3. Hukuk Dairesi Esas No: 2015/1434 Karar No: 2016/504 Karar Tarihi: 21.01.2016
Yargıtay 3. Hukuk Dairesi 2015/1434 Esas 2016/504 Karar Sayılı İlamı
Özet:
Dava, tarımsal sulama abonesi olan davacının davalı tarafından toplam 25.941,40 TL kaçak elektrik bedeli tahakkuk ettirildiği gerekçesiyle, müvekkilinin davalıya şimdilik 1.000,00 TL borçlu olmadığının tespitine karar verilmesi talebiyle açılmıştır. Mahkeme, talep konusunun miktarın açıkça belli olduğunu belirterek, davacının kısmi dava açmakta hukuki yararı bulunmadığı gerekçesiyle davanın reddine karar vermiştir. Ancak Yargıtay, talep konusunun taraflar arasında tartışmalı olup, bölünmeye uygun olduğu gerekçesiyle davacının kısmi dava açmasında hukuki yararı bulunduğunu belirtmiştir. Karara göre, talebin sadece bir kısmının dava yolu ile ileri sürülmesi mümkündür. Kararda, HMK'nun 109/1. maddesi de detaylı bir şekilde açıklanmıştır. Karar, HUMK'nun 428. maddesi gereğince BOZULMASINA karar verilmiştir.

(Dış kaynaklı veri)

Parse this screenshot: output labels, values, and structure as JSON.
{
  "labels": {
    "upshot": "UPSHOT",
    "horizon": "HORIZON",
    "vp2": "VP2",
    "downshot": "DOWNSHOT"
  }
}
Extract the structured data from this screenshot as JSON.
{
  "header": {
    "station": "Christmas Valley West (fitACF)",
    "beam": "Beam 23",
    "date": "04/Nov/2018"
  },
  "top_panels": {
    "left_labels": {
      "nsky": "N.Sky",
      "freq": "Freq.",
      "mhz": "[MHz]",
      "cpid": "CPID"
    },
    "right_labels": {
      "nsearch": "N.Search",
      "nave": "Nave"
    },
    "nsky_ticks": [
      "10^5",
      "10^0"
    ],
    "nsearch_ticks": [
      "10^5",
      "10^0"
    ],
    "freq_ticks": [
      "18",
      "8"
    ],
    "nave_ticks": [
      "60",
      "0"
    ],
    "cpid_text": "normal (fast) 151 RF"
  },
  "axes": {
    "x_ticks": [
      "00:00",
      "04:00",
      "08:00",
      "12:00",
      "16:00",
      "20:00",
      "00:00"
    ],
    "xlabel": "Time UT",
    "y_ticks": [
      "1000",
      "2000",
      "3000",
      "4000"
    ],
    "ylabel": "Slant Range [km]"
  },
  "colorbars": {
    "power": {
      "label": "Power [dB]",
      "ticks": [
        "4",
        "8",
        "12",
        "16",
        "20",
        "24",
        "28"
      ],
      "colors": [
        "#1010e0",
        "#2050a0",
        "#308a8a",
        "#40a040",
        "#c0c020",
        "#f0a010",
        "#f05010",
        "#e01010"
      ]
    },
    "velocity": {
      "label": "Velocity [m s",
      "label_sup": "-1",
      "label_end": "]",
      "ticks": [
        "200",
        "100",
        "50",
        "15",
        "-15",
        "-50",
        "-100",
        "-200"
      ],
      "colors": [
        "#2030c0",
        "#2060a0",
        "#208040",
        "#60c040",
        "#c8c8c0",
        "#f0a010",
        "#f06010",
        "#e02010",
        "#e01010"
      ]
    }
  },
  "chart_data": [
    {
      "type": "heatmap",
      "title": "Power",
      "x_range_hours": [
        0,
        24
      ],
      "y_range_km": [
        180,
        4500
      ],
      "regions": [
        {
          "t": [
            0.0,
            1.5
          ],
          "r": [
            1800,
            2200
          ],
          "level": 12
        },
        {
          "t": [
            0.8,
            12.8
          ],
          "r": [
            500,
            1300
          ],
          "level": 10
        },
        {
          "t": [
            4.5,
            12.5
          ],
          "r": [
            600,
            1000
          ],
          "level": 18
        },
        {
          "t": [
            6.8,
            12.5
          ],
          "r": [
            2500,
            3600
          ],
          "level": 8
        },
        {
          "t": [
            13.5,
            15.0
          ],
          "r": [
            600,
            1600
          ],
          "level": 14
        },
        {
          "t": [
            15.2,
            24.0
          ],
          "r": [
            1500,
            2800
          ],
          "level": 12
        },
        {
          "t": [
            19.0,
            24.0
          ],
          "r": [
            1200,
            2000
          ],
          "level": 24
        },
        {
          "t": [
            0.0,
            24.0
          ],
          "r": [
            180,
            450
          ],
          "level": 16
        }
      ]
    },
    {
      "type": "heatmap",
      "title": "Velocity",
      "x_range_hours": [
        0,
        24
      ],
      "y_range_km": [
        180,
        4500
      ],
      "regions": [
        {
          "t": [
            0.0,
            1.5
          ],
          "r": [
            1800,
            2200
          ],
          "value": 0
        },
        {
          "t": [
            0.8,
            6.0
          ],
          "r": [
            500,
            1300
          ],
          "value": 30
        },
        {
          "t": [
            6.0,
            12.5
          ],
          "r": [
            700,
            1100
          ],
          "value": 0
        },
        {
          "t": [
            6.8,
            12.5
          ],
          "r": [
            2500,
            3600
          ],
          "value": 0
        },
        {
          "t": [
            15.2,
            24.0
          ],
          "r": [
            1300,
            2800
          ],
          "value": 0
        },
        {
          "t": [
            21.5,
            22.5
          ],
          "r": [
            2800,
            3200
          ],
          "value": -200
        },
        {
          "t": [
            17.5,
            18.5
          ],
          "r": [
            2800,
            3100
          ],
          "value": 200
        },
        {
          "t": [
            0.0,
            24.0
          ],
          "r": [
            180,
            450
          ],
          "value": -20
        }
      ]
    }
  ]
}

3. Hukuk Dairesi 2015/1434 E. , 2016/504 K.
"İçtihat Metni"
MAHKEMESİ :ASLİYE HUKUK MAHKEMESİ
Taraflar arasındaki menfi tespit davasının mahkemece yapılan yargılaması sonucunda, davanın reddine yönelik olarak verilen hükmün, süresi içinde davacı vekili tarafından temyiz edilmesi üzerine; temyiz dilekçesinin kabulüne karar verildikten sonra, dosya içerisindeki kağıtlar okunup gereği düşünüldü:
Y A R G I T A Y K A R A R I
Davacı vekili, dava dilekçesinde; müvekkilinin tarımsal sulama abonesi olduğunu, kaçak elektrik kullandığı belirtilerek, davalı tarafından toplam 25.941,40 TL kaçak elektrik bedeli tahakkuk ettirildiğini, bu miktarın fahiş olduğunu ileri sürerek; fazlaya ilişkin hakları saklı kalmak kaydıyla müvekkilinin davalıya şimdilik 1.000,00 TL borçlu olmadığının tespitine karar verilmesini talep ve dava etmiştir. Davalı vekili; cevap dilekçesinde; davanın reddine karar verilmesini istemiştir. Mahkemece, dosya kapsamına göre; dava konusu olayda, talep konusunun miktarın açıkça belli olduğu, bu nedenle davacının kısmi dava açmakta hukuki yararı bulunmadığı gerekçesiyle dava şartı eksikliği nedeniyle davanın reddine karar verilmiştir. Hükmü, davacı vekili temyiz etmiştir. 6100 sayılı HMK"nun 109/1. maddesinde; talep konusunun niteliği itibarıyla bölünebilir olduğu durumlarda, sadece bir kısmının da dava yoluyla ileri sürülebileceği açıklanmıştır. Somut olaya gelince; davacı, davalı tarafından tahakkuk ettirilen 25.941,40 TL"lik fatura bedeli nedeniyle, davalıya şimdilik 1.000.00 TL borçlu olmadığının tespitine karar verilmesini istemiştir. Dava edilen talep konusunun, niteliği itibariyle taraflar arasında tartışmalı olup, bölünebildiği dikkate alındığında, toplam tahakkuk miktarının sadece bir kısmının dava yolu ile ileri sürülmesi mümkündür. Hal böyle olunca, mahkemece; davacının kısmi dava açmasında hukuki yararı bulunduğu gözetilerek, işin esasına girilip oluşacak sonuç dairesinde karar verilmesi gerekirken, yersiz gerekçe ile davanın hukuki yarar yokluğundan reddedilmesi hatalı olup bozmayı gerektirmiştir. SONUÇ: Yukarıda açıklanan esaslar gözönünde tutulmaksızın yazılı şekilde hüküm tesisi isabetsiz, temyiz itirazları bu nedenlerle yerinde olduğundan kabulü ile hükmün HUMK.nun 428.maddesi gereğince BOZULMASINA ve peşin alınan temyiz harcının istek halinde temyiz edene iadesine, 21.01.2016 tarihinde oybirliğiyle karar verildi.